Giovedì eucaristico

La preghiera non è conquista dell’uomo. È dono. La preghiera non nasce allorché “voglio” pregare. Ma quando mi è “dato” di pregare. È lo Spirito che ci dona e rende possibile la preghiera. La preghiera non è iniziativa umana. Può essere soltanto risposta. Dio mi precede sempre.
Con le Sue parole. Con le Sue azioni. Senza le “imprese” di Dio, i Suoi prodigi, le Sue gesta, non nascerebbe la preghiera. Sia il culto come l’orazione personale sono possibili soltanto perché Dio “ha compiuto meraviglie”, è intervenuto nella storia del Suo popolo e nelle vicende di una Sua creatura. Maria di Nazareth ha la possibilità di cantare, “magnificare il Signore”, unicamente
perché Dio “ha fatto cose grandi”. Il materiale per la preghiera viene fornito dal Destinatario.
Non ci fosse la Sua parola rivolta all’uomo, la Sua misericordia, l’iniziativa del Suo amore, la bellezza dell’universo uscito dalle Sue mani, la creatura rimarrebbe muta.
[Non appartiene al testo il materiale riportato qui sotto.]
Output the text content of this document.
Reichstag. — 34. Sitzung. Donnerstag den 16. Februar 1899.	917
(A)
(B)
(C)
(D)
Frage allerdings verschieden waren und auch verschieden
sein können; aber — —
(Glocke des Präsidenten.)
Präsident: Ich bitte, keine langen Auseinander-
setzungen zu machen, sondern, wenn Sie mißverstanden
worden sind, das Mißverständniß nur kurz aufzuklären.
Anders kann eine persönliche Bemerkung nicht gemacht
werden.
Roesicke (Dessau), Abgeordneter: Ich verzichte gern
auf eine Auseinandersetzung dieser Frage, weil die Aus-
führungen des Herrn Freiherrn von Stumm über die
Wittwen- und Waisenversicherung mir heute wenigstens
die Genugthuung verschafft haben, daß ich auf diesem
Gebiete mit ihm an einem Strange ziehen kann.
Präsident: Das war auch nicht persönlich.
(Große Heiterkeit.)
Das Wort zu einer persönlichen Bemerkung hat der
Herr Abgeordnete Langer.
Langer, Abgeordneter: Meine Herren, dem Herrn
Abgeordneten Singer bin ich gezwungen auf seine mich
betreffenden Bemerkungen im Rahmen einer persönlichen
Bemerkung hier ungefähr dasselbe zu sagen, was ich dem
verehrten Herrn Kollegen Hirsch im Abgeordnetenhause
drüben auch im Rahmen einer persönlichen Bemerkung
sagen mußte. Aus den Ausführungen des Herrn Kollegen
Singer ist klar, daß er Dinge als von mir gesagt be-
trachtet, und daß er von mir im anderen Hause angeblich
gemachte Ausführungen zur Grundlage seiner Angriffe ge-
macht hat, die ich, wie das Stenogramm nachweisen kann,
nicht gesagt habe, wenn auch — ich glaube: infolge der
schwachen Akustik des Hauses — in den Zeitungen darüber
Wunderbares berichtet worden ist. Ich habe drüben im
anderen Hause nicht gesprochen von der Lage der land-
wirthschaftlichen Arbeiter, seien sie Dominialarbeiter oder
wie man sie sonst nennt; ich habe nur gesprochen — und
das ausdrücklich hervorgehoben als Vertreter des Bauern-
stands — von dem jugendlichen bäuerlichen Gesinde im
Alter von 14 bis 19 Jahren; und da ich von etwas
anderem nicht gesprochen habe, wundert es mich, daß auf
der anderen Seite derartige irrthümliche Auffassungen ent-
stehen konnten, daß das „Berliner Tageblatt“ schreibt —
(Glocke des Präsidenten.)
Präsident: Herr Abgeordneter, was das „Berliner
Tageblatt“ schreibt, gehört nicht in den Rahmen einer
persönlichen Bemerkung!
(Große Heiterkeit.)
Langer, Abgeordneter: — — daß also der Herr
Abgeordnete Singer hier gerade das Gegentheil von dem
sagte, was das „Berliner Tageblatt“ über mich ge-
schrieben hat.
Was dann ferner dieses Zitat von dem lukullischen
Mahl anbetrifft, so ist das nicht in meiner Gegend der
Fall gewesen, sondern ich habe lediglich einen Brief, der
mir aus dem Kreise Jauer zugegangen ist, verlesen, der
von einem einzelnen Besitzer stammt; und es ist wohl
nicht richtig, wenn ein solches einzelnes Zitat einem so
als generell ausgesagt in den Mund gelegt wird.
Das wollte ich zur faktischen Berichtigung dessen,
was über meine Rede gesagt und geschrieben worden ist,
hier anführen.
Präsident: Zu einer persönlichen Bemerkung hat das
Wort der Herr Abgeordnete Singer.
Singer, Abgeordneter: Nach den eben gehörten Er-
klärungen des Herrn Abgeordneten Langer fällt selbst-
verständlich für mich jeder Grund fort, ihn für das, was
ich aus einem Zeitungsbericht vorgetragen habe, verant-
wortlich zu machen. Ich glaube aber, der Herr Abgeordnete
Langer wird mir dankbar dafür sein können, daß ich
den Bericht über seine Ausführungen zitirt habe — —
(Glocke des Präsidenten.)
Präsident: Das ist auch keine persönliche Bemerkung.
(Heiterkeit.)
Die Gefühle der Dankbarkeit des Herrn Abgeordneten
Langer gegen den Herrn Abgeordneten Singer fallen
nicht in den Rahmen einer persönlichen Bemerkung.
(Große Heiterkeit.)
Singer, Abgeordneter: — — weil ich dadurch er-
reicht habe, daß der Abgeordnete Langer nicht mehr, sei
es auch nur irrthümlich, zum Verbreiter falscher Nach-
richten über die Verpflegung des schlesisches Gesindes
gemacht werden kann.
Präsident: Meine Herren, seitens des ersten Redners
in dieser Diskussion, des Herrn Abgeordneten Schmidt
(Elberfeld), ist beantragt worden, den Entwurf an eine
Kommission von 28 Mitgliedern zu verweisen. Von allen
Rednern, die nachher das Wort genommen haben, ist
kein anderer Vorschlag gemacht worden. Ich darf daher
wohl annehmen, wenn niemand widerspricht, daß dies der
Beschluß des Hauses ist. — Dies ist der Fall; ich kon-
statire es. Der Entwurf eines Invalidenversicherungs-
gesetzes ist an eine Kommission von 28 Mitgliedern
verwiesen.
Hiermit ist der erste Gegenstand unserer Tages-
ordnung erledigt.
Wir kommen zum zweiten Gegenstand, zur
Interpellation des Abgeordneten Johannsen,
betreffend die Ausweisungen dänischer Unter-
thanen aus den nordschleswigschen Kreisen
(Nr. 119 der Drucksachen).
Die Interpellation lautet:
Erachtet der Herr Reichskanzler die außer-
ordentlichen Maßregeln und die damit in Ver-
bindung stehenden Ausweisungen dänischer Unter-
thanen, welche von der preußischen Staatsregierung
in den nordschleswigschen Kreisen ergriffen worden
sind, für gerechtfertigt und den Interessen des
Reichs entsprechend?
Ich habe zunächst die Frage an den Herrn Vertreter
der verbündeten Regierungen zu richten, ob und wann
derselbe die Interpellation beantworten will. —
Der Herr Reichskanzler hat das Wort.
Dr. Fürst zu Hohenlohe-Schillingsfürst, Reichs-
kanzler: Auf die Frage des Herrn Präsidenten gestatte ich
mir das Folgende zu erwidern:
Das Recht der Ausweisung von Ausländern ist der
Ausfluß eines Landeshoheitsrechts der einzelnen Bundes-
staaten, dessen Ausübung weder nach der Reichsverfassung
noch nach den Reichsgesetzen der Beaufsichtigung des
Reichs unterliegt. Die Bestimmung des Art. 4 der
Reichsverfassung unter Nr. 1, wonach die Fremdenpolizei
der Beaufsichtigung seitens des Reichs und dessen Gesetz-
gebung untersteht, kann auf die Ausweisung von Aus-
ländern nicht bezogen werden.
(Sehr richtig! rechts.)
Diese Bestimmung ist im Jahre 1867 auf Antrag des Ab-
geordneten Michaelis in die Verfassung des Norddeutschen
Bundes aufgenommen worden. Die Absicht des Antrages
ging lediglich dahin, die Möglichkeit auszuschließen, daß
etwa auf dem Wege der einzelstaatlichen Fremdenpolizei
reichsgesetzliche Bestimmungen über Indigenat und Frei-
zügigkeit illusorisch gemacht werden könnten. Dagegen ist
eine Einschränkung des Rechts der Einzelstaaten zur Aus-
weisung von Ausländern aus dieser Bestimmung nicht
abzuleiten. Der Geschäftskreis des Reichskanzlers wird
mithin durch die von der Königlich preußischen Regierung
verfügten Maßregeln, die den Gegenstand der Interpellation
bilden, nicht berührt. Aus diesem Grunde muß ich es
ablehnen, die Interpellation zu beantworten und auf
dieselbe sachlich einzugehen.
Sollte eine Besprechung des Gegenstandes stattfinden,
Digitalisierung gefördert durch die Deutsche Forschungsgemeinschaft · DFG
Il dialogo della preghiera si accende quando Dio interpella l’uomo con dei fatti “che mette sotto i suoi occhi”. Ogni capolavoro ha bisogno di apprezzamento. Nell’opera della creazione è l’Artefice Divino stesso che si compiace della propria opera: “Dio vide quanto aveva fatto, ed ecco, era cosa molto buona”. Dio gode di quanto ha fatto, perché si tratta di una cosa molto buona, molto bella.
È soddisfatto, oserei dire “sorpreso”. L’opera è perfettamente riuscita. E Dio si lascia sfuggire un “oh!” di meraviglia. Ma Dio aspetta che il riconoscimento nello stupore e nella gratitudine avvenga anche da parte dell’uomo. La lode non è altro che l’apprezzamento della creatura perciò che ha fatto il Creatore. “Lodate il Signore: è bello cantare al nostro Dio, dolce è lodarLo come a Lui conviene”. La lode è possibile soltanto se ci si lascia “sorprendere” da Dio.
La meraviglia è possibile esclusivamente se si intuisce, se si scopre l’azione di Qualcuno in ciò che sta davanti ai nostri occhi. La meraviglia implica la necessità di fermarsi, ammirare, scoprire il segno dell’amore, l’impronta della tenerezza, la bellezza nascosta sotto la superficie delle cose. “Ti lodo perché mi hai fatto come un prodigio; sono stupende le Tue opere”.
Bisogna che il “fare” sfoci nel “vedere”, la corsa s’interrompa per lasciar posto alla contemplazione, all’adorazione, la fretta lasci il posto alla sosta estatica.